Gene analysis revealed that the top-upregulated pathways in SARS-CoV-2-infected DA neurons were the cell cycle, DNA replication, chemokine/cytokine transcripts, inflammation, and senescence pathways. Further analysis confirmed that SARS-CoV-2 triggered cellular senescence in DA neurons, and upregulated senescence-associated genes, including CCL2, CCL20, CSF1, CXCL11, GDF15, IGF2R, IL1B, IL6ST, IQGAP1, and TNFRSF11B. SARS-CoV-2 also upregulated other senescence-associated markers in DA neurons, such as lysosomal senescence-associated β-galactosidase (SA-β-gal) and lipofuscin. DA neurons infected with SARS-CoV-2 showed senescence-associated phenotypes, including increased lysosome accumulation, mitochondrial dysfunction, and protein oxidation.
By contrast, senescence-associated genes were not upregulated in cortical neurons derived from hPSCs, which is consistent with previous data showing that cortical neurons are not susceptible to SARS-CoV-2 infection. Importantly, the senescence pathway was not upregulated in lung organoids, pancreatic cells, liver organoids, and cardiomyocytes infected with SARS-CoV-2.

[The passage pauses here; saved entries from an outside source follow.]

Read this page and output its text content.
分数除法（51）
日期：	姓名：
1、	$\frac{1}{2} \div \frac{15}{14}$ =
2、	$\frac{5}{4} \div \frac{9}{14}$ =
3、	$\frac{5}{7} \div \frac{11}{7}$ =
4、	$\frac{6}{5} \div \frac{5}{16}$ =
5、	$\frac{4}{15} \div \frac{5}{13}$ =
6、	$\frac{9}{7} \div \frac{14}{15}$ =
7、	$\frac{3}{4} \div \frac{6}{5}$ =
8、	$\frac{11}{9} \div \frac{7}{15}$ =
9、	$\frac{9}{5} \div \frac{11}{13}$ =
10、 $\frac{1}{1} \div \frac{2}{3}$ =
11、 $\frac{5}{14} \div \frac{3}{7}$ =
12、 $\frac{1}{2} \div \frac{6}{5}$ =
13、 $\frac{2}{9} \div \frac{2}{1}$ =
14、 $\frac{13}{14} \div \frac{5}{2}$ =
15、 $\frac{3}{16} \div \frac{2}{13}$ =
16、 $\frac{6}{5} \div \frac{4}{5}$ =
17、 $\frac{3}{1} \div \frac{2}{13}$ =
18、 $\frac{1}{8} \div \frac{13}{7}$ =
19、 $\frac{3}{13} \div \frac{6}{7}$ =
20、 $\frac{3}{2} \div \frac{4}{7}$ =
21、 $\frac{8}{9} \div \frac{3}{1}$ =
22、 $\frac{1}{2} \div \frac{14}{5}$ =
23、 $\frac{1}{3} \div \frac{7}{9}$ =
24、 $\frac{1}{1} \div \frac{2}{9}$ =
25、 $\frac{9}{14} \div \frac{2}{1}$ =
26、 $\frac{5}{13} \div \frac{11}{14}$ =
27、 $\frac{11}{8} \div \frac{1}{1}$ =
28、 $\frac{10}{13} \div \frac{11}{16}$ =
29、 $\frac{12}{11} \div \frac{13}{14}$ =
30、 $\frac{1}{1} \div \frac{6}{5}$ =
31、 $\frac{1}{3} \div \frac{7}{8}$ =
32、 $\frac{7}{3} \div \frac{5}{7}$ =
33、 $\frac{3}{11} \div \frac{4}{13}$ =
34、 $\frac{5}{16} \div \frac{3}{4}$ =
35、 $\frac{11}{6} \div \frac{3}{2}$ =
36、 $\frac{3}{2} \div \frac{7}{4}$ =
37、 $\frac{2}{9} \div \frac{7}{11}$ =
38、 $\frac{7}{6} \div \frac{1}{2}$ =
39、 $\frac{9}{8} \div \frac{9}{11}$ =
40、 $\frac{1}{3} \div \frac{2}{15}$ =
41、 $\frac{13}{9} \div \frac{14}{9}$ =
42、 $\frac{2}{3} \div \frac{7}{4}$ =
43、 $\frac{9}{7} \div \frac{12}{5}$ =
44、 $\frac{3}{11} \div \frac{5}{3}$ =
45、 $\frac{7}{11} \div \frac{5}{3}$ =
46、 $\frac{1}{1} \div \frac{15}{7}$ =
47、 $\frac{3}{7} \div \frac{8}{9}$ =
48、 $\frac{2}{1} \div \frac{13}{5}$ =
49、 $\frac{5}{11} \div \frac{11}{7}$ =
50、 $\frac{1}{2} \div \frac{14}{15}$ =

It is worth noting that the FDA Food and Drug Administration (FDA)-approved drugs riluzole, metformin, and imatinib were found to block SARS-CoV-2-mediated DA neuron senescence. Riluzole, metformin, and imatinib were found to reduce β-gal activity in a dose-dependent manner without cytotoxicity, down-regulate the genes involved in the senescence pathway, and reduce viral RNA in DA neurons infected with SARS-CoV-2.Â
Finally, the authors examined the substantia nigra autopsy samples from six patients who died from COVID-19 and three age-matched controls to determine whether the selective vulnerability of hPSC-derived DA neurons found in vitro was reflected in the brains of COVID-19 patients. The results showed the SARS-CoV-2 transcripts in all six substantia nigra samples. Remarkably, the same transcriptional signatures identified in DA neurons infected with SARS-CoV-2 in vitro were found in autopsy samples, including the induction of chemokines/cytokines, inflammation, and senescence-associated genes. Low viral RNA levels were identified in frozen tissue samples from other brain regions.
Conclusion
This in vitro study demonstrated the selective vulnerability of the A9 DA neuron subtype derived from hPSCs (A9 DA neurons are mostly affected by Parkinson’s disease in the substantia nigra) to SARS-CoV-2 infection and the associated inflammatory and cellular senescence responses. The comparable inflammatory and senescence signatures in the substantia nigra autopsy samples suggest that these results may have clinical relevance. However, the authors emphasized the possibility that other cell types, such as astrocytes or microglia, or other pathological changes, such as a hypoxic state, could contribute to the inflammatory and senescence signatures in the substantia nigra autopsy samples. They recommended that COVID-19 patients should be closely monitored for an increased risk of developing Parkinson’s disease-related symptoms.
This article was published in Cell Stem Cell.